Data Warehouse Server Performance MB/sec = 2 MB/second
Query data = 100 MB
Minimum query response time = 100 MB / 2 (MB/sec) = 50 seconds
Now you know the performance that you server requires in order to meet the user’s expectation of 50 seconds for a 100 MB query.
But how do you measure the amount of data returned by a query? For a SQL Server Data Warehouse query, is not the number rows returned to the client but the amount for data return from disk before it goes onto the CPU to be aggregated.
Here is a very simple example:
--Create/Populate test table: – (use AdventureWorks)
select top 10000000 a.*
from [dbo].[FactInternetSales] a
--Very Simple Query Example:
SET STATISTICS IO ON;
SET STATISTICS TIME ON;
SELECT [SalesTerritoryKey], sum([SalesAmount])

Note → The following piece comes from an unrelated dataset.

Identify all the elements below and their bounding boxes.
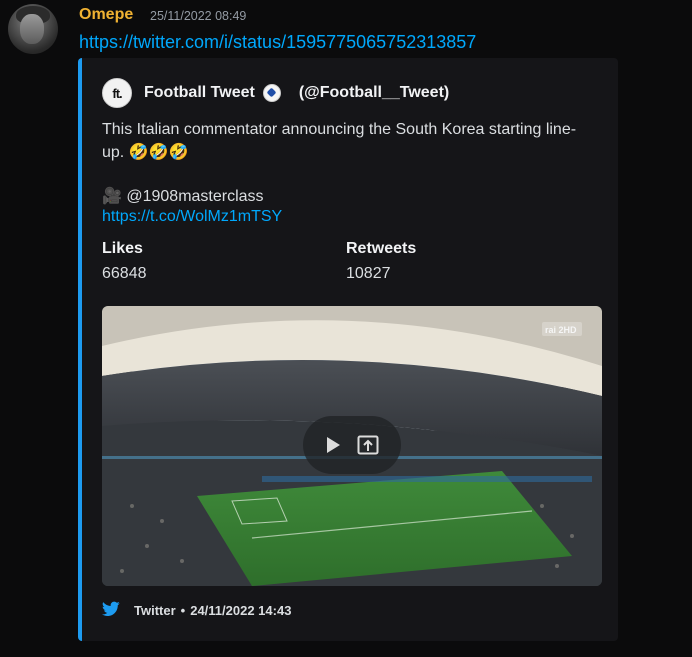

group by [SalesTerritoryKey]
Table ‘test10m’. Scan count 9, logical reads 204082, physical reads 0, read-ahead reads 204082, lob logical reads 0, lob physical reads 0, lob read-ahead reads 0.
SQL Server Execution Times:
CPU time = 8016 ms, elapsed time = 14522 ms.**/
Since each logical read represents one 8 KB page then the formula for calculating the total amount of data returned by the query is the following:
Logical Reads x 8 (single DB page) / 1024 (MB)
204,082 x 8 / 1024 = 1,594 MB
Since there are no indexes on the table, this calculation can be double checked by simply looking the size of the data in the table.
While there is a lot more involved with perforamnce tuning a SQL Server data warehouse server to meet end user requirements, server throughput (MB/seconds) and query size (MB) represent two of the most important factors.